Wittgenstein on what is meaningful
Meaningful language is connected with the things we know from our senses.
Verification
Claims are only meaningful if they can be proven true or false. Associated with the claims of the sciences.
The Verification Principle as formalised by A.J.Ayer
A statement which cannot be conclusively verified is simply devoid of meaning. Statements can only be meaningful if they can be demonstrated- either analytic propositions that are true by definition, or synthetic propositions, which are true by confirmation of the senses.
Religious claims are non-cognitive and impossible to verify, and therefore are meaningless. It is not necessarily that they are false, it is just that they cannot mean anything.
“No sentence which describes the nature of a transcendent God…
can possess any literal significance”
Weak verification principle
There are some things that are not technically provable, like historical events of which there are records but no one has witnessed and we cannot subject the hypothesis to any new or further forms of testing. Therefore, Ayer proposed that we might know things by setting up sensible standards for evidence, like eye witnesses and multiple sources. We do not have to check every bit of knowledge with our logic or senses.
Criticisms of Verification
- Hick- talk of God might be verifiable in principle. Convincing evidence is not apparent now but could be in the future- the whole idea of final judgement implies that God will be seen and known. Eschatological verification.
- Swinburne argues there are propositions which no-one knows how to verify but still are not meaningless. For example, saying all ravens are at all times black. There is always a possibility of a white one.
- The principle contradicts itself- the claim that a statement is only meaningful if it can be verified analytically or synthetically cannot itself be verified analytically or synthetically.
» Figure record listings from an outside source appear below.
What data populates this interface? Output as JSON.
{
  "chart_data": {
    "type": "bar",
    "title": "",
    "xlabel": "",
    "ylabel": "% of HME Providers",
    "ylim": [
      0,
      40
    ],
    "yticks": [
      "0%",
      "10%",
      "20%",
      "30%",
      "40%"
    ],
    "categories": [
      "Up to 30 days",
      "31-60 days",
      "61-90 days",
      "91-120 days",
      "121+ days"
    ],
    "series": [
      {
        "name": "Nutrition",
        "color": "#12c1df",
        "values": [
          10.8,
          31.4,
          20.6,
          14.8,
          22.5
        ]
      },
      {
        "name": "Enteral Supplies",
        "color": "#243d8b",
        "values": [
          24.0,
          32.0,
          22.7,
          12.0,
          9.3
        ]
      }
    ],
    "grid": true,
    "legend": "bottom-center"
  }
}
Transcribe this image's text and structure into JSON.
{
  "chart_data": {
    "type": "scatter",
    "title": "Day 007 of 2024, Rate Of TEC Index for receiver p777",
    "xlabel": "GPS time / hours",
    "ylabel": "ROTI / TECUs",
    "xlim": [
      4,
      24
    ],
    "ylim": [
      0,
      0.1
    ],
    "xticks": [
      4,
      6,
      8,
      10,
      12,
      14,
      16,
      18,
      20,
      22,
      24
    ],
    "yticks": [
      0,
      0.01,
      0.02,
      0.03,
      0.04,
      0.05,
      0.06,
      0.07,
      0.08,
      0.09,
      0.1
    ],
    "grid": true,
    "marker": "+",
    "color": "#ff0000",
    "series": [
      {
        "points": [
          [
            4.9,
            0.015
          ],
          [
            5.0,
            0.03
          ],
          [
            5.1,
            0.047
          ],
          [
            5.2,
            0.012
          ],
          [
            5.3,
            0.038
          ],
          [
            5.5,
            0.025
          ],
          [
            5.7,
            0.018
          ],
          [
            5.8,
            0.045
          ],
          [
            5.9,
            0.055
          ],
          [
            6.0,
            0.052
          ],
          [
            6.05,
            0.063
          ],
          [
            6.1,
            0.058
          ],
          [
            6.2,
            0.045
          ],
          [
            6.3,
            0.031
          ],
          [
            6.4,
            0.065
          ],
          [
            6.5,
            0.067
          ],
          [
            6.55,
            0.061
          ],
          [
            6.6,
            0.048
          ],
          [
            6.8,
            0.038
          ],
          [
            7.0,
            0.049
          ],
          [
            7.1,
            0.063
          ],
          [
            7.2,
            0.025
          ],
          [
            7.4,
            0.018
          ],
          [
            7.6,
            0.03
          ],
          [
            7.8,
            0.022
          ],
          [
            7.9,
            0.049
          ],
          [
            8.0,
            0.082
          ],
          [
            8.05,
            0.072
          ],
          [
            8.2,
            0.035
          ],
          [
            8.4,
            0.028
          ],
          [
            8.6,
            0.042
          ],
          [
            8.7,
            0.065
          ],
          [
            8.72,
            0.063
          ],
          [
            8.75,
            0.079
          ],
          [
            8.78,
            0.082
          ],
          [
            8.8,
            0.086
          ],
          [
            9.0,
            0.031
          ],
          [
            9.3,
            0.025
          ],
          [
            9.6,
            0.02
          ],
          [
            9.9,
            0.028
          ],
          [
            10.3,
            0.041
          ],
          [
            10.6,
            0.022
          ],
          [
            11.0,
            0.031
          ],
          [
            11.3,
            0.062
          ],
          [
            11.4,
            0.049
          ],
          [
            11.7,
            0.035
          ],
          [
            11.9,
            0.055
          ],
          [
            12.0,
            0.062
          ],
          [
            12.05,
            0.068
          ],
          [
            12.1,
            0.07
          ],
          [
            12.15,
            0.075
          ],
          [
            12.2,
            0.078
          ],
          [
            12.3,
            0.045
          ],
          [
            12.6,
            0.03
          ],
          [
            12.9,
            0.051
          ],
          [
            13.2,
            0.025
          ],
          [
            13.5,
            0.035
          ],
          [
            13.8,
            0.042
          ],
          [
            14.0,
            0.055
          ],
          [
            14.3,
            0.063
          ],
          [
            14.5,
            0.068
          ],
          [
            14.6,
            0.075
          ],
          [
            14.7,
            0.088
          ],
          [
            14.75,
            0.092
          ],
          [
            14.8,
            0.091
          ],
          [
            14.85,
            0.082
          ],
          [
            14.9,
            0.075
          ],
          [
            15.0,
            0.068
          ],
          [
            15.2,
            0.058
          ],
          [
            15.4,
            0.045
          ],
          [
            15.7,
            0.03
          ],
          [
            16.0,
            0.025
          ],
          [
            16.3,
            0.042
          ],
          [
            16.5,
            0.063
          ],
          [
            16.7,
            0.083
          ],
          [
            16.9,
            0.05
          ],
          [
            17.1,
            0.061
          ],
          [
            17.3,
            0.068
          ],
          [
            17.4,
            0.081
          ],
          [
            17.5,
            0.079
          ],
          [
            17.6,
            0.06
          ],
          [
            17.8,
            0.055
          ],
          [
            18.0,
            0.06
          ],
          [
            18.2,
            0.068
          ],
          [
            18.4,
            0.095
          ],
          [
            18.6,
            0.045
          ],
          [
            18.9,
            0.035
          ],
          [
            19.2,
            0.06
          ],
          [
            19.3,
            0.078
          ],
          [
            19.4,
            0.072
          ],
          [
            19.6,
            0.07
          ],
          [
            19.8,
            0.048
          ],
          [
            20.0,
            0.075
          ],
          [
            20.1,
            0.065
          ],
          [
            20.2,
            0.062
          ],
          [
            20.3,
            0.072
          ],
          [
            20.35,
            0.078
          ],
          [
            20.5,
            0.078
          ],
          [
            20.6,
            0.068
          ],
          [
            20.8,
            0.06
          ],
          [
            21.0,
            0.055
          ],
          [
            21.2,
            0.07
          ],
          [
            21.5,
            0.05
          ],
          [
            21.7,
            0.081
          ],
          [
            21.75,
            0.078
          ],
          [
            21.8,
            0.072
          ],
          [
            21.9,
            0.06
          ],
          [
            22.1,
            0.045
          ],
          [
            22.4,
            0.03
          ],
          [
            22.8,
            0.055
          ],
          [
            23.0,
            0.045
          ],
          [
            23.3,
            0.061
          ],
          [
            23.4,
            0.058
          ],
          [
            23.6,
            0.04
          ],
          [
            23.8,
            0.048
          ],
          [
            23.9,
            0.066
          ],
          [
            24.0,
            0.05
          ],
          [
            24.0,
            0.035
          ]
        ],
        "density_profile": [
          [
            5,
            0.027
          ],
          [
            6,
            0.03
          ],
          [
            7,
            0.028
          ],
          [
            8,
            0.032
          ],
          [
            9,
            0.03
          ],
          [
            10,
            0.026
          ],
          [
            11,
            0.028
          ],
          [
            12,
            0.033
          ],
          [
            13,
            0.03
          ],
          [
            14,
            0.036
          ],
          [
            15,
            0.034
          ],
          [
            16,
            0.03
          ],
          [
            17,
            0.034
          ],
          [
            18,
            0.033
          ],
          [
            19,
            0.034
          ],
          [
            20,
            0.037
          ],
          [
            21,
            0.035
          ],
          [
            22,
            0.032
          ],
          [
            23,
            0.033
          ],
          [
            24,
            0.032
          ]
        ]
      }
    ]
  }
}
Falsification- Karl Popper’ approach
For statements to be meaningful it must be possible to them to conflict with observations (either practically or in principle). To say all swans are white and attempt to verify it would require verifying that at no point in time no at any place in the universe did a non-white swan ever exist, whereas to falsify it one would only need to see a non-white swan. Scientific statements must be able to conflict with observations.
Falsification- Anthony Flew
Language is only meaningful if we can conceive of some evidence which might count against it. It is only meaningful to say schoolwork is fun because students might be able to show contradictory information. The problem with god-talk is that it often implies it could never be falsified. For a belief to be about reality, it must be falsifiable, so even though religious language expresses beliefs, as they are unfalsifiable, religious language fails to have cognitive meaning.
R.M.Hare’s Bliks
A blik is a non rational belief which can never be falsified. For example, a student is convinced that his philosophy teacher is trying to kill him even though there is no evidence for it. Bliks are not necessarily untrue but they are groundless. It is this way too for religious language.
While the blik is unfalsifiable, it still has meaning for the believer- it is a mistake to treat religious statements as though they are like other statements.
Hare’s critique of verification and falsification
If religious language was not an attempt to describe reality then it is not actually making a statement at all, and therefore it would not make sense to get to the stage of calling it unverifiable or unfalsifiable. Religious language does not express an attempt to describe reality but is instead a non-cognitive expression of a person’s Blik, meaning their feelings and attitude. The expression of attitudes is not an attempt to describe the world, therefore they cannot be true or false. And because Bliks affect our beliefs and behaviour, they are meaningful.
Hick’s responses to ‘bliks’ and Hare
Argues that there are reasons behind religious beliefs, like experiences and scripture- therefore religious beliefs is based on reason. He objects that there is no way to distinguish between sane or insane bliss and the judgement that religion is insane could only ever be arbitrary.